Its e-commerce sector grew by 45.3 percent year-on-year, consistent with figures published by China's Ministry of Industry and Knowledge Technology (MIIT), increasing revenue by £ 52 billion within half 2013. Consumption of knowledge products and services grew at a rate of 20.7 percent to £ 22 billion.
Challenges:
For continued dominance in IT Commerce, spending power is that the key. For this, the economies of both India and China must still grow at an above average rate. There are several challenges that both countries need to be address to require care of this rate of growth. Their topmost concern is resources like water, energy and food to support their growing population. Another concern is that the likelihood of concentration of wealth among high-income households.
A challenge specific to China is its one child policy to curb increase . because of this policy, China's working-age population will peak by 2016 and China will join the ranks of aging nations by 2020. albeit it'll still be an economic powerhouse, its economic dominance will gradually decay unless it addresses the problem .
Some of the challenges for India especially include poor infrastructure, corruption, inefficiency and restrictive labor laws. India may have a democratic government, but bureaucracy severely compromises its governance capacity.
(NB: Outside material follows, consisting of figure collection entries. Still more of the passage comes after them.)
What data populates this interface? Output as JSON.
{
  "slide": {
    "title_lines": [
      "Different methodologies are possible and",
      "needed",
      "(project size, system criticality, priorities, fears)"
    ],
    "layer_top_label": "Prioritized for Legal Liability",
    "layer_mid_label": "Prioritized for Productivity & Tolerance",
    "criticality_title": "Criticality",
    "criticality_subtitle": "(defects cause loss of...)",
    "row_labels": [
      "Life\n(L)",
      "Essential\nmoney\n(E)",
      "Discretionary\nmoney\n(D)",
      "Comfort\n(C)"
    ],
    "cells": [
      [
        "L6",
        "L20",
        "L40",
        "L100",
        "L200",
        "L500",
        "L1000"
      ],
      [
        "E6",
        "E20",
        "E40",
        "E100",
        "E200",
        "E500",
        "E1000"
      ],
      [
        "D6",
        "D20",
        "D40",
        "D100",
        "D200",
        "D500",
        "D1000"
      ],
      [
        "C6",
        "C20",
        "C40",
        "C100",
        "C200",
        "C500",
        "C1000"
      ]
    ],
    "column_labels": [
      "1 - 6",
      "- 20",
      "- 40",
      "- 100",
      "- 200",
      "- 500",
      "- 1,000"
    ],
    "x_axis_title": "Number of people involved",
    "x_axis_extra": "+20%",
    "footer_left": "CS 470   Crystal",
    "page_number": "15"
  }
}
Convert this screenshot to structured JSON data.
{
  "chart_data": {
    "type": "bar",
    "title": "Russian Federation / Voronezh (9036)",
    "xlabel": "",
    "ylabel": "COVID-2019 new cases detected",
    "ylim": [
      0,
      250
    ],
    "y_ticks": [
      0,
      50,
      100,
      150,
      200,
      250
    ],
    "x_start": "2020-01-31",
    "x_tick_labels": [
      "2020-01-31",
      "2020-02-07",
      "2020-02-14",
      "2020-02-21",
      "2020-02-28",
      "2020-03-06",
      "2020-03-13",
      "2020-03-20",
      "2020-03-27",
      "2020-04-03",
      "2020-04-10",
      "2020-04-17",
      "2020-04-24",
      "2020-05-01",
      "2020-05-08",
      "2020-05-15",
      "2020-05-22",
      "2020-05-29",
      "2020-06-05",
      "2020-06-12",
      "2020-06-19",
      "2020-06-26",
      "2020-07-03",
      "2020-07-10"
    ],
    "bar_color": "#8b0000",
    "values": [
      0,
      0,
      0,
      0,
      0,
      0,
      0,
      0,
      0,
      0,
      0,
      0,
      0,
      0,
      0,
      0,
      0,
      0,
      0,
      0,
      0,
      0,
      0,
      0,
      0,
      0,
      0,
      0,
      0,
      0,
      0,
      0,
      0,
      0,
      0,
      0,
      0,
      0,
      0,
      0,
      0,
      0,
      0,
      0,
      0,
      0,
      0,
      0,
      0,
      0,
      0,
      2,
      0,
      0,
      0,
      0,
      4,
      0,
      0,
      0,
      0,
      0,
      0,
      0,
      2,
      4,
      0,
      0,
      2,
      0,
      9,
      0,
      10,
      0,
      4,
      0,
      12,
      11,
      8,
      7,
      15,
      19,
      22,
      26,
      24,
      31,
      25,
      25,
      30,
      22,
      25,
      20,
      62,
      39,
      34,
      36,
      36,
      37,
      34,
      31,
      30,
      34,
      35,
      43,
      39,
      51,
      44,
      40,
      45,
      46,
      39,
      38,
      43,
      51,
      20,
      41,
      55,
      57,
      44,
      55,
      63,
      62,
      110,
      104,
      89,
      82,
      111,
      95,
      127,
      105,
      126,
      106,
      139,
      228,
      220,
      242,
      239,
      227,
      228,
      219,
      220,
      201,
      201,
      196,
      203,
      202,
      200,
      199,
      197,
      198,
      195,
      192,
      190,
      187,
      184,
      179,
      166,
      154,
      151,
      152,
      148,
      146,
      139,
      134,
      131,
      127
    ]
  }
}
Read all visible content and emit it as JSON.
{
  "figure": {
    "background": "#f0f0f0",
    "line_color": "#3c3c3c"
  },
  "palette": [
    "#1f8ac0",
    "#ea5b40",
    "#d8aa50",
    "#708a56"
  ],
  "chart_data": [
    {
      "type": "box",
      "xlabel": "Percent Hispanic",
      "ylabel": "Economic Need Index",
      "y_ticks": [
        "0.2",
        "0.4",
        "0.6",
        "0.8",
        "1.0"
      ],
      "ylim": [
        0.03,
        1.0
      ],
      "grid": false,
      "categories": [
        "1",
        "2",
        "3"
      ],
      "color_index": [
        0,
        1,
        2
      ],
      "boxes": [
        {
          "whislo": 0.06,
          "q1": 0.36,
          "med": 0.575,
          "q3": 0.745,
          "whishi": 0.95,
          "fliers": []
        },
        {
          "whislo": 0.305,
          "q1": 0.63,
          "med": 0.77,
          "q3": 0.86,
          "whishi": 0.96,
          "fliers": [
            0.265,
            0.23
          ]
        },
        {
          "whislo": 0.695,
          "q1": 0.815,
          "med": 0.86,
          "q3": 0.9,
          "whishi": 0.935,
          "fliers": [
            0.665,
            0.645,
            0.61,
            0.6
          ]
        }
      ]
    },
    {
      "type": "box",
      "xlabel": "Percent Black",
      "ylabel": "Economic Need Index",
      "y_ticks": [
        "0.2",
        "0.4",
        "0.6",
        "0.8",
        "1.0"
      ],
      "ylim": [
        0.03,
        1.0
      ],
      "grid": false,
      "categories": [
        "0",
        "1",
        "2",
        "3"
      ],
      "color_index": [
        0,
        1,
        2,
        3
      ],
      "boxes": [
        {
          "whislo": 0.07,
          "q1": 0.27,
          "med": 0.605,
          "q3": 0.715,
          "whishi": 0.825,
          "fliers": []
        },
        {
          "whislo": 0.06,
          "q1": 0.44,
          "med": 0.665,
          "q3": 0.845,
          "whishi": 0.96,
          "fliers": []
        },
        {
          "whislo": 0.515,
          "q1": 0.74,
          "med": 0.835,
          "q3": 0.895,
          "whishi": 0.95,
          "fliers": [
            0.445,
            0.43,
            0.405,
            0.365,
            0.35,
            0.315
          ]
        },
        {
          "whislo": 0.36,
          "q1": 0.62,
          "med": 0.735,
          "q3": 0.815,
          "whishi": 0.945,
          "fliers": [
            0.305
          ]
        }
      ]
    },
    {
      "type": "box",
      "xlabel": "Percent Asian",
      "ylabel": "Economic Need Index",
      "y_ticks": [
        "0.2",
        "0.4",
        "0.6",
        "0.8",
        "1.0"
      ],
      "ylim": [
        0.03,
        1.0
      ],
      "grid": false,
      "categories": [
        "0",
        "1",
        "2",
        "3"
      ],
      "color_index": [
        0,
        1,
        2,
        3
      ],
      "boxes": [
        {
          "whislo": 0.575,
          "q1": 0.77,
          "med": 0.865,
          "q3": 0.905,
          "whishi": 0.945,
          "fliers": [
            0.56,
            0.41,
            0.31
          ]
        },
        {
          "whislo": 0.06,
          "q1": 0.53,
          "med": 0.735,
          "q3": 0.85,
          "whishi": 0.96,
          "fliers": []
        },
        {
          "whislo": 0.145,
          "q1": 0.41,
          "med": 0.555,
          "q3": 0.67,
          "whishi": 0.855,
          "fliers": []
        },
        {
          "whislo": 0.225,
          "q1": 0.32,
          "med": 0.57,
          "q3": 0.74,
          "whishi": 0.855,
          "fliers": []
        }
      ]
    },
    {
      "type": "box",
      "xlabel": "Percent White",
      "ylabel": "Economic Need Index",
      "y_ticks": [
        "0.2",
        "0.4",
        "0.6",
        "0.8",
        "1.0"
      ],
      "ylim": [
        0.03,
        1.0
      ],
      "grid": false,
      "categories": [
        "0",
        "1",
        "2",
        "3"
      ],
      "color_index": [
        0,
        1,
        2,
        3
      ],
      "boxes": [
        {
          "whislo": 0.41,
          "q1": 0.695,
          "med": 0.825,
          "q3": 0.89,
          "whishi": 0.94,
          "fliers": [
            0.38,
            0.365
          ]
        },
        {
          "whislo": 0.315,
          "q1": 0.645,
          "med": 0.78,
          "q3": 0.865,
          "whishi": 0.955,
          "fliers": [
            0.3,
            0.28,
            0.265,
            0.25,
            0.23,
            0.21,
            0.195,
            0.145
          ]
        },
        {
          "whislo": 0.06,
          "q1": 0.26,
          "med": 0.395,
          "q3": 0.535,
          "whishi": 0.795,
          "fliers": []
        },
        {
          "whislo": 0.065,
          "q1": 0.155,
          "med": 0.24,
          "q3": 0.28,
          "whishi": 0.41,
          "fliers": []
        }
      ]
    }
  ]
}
India should make a focused effort to show its youth to use their favorable demographics.
What does this mean for US and Europe?
IT companies across US and Europe are already tapping into the massive revenue potential from these emerging markets.
Amazon entered the Indian market in June 2013 by launching amazon.in. the company is actively stepping into tie-ups with local retailers and internet portals like Croma and Gadgetsguru to make its user base.
Social networking giant Facebook generated £ 159 million in 2013 revenues of £ 1.2 billion from the Asian market. India is that the fastest growing small and commercial marketplace for Google AdWords. Google India reported revenue of £ 116 million for the quarter ended March 2012, a rise of 36 percent from its previous filing. Whereas, Google's AdMob unit has 10,000 registered developers in China. Its servers receive 7.9 billion requests a month to point advertisements to mobile-app users within the country.
According to CyberMedia Research, Microsoft's revenue in India is about 640 million pounds annually, 90 percent of which is from domestic sales and thus the remainder from exports. While China has been a piracy trap for Microsoft, the company hopes to make its comeback in China with the launch of Windows Azure's own cloud computing platform in partnership with neighborhood company 21ViaNet.
China and India are the second and third largest Asian markets, respectively, for French three-dimensional modeling software manufacturer Dassault Systems. While the French company doesn't provide a national breakdown of revenue figures, it does show that the Asian region brought in 27 percent of its E1.78 billion revenue last year.
According to the most recent International Bank for Reconstruction and Development report, India and China will dominate global saving and investment by 2030. In IT, India and China will capture quite 50 percent of IT spending because of their oversized share of industry growth. While China is already dominating IT Commerce because of domestic demand, India is just starting out. China will still dominate the market till the mid-2020s, when India will take over as demographic trends shift in its favour.